Early in the 20th century, Ernest Crosby assembled a "birthday book" of quotations, containing readings for every day of the year, on the right of man to the earth, selected from upwards of 180 of the leading authors of the world, including the Bible, Plato, Aristotle, Plutarch, Virgil, Horace, Seneca, Josephus, Dante, Spinoza, Voltaire, Rousseau, Montesquieu, Hugo, Zola, Schiller, Goethe, Humboldt, Kane, Shakespeare, Milton, Scott, Byron, Shelley, Southey, Tennyson, Swinburne, Blackstone, Adam Smith, Ricardo, Mill, Carlyle, Froude, Herbert Spencer, Ruskin, Gladstone, Bright, Dickens, George Eliot, Emerson, Lowell, Jefferson, Franklin and Mark Twain.
Here's his preface:
Most people believe that our present system of private property in land is not only necessary and final, but even to a certain degree sacred and inviolable. And yet it is clear that every man born into the world has a just claim to an equal share of its raw material, and that the paying of rent, by one man to another, for the privilege of remaining on the globe, savors of comic opera. It is for the purpose of showing that the leading men of all nations and ages have questioned the right of monopoly in land, and have had a more or less clear conception of the injustice of it, that I have brought together the quotations contained in this calendar. It has surprised me, as I have no doubt it will surprise the reader, to find how long and persistently an ideal of justice in the distribution of the earth among its inhabitants has haunted the minds of the greatest thinkers. Surely, in the face of such an array of names, we shall not lay ourselves open to the charge of rashness if we decide to rise above our prejudices and examine for ourselves the question of the natural relation of every human being to the planet to which he is confined. For those who are already convinced of the necessity of reform in this matter the calendar may serve as an arsenal of arguments and authorities, and it is for them that I have provided an index of subjects.
I'll post each day's quotes, and you can read the entire collection (to date) by clicking on "Earth for All" at left. Some are fairly pedestrian, some quite extraordinary.
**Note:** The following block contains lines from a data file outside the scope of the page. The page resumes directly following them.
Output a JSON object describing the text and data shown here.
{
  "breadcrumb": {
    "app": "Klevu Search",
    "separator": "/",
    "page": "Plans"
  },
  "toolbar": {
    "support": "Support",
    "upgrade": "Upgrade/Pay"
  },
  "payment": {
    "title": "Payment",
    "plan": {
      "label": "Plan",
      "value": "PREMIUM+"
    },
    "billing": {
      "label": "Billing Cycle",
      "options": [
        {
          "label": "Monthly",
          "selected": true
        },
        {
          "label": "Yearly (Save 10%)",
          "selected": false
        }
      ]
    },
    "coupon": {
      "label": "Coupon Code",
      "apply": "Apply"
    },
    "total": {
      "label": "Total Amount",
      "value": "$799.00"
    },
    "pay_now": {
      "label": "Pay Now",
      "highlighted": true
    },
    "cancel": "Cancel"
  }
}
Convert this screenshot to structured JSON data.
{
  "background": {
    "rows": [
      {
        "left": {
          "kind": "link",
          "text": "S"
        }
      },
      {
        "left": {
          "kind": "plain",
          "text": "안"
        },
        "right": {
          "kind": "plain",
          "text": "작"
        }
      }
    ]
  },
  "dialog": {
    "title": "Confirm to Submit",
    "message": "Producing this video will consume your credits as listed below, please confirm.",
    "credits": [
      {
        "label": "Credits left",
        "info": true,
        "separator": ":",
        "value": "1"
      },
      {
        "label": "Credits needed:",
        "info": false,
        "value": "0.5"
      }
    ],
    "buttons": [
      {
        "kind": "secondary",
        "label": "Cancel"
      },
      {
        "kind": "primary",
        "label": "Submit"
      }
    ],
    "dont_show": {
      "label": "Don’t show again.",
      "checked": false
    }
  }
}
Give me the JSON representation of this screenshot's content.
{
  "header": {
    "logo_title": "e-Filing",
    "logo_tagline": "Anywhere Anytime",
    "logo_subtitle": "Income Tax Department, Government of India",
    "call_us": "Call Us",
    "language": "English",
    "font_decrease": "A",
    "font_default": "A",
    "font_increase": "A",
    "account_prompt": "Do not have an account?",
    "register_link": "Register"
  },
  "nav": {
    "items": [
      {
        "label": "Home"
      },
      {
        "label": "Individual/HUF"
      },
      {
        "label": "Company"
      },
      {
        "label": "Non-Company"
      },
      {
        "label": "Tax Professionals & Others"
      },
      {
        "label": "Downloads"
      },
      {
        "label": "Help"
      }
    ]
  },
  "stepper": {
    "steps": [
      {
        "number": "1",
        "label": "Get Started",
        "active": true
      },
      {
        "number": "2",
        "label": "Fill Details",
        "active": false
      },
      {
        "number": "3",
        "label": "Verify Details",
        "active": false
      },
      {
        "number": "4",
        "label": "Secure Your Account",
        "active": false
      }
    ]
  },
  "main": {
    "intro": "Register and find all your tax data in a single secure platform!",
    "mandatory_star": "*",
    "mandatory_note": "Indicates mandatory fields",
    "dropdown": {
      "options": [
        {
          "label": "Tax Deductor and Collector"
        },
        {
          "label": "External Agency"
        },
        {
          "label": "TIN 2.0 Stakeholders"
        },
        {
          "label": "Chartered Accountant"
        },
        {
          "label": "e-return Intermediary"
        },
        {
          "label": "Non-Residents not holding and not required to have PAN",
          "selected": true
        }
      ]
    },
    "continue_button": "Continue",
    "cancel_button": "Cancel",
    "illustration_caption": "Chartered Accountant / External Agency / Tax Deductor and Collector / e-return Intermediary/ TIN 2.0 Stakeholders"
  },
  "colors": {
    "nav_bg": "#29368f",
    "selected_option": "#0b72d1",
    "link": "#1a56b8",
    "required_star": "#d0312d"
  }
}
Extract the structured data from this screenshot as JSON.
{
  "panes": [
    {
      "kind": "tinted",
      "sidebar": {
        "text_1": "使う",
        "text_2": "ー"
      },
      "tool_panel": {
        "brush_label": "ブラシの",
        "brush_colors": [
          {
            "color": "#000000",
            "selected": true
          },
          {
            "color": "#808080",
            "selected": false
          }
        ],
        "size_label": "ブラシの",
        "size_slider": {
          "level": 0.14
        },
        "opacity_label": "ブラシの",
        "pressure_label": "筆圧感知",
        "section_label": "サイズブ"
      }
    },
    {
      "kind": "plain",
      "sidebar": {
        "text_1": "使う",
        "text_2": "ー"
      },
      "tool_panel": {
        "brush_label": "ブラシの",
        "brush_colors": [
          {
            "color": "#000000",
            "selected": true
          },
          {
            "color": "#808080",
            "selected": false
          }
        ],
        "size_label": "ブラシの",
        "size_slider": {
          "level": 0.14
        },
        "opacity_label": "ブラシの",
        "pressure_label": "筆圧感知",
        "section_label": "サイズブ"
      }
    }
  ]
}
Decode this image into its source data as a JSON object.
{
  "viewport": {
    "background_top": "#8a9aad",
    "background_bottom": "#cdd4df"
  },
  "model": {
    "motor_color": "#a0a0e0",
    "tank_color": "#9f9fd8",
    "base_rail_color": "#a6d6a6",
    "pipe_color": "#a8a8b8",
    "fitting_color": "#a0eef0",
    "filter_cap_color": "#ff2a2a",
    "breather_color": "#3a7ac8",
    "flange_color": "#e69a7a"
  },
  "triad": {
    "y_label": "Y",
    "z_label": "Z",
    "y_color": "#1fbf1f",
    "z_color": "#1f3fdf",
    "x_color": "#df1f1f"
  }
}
And after the calendar was published, there were an additional month's worth of quotes, published in The Single Tax Review, which I'll post eventually.
Consider that this was published at just about the same time that Lizzie Magie's board game "The Landlord's Game" was beginning to be played (around 1902). It was designed to teach the same ideas, and to show that there was nothing new or peculiar about them.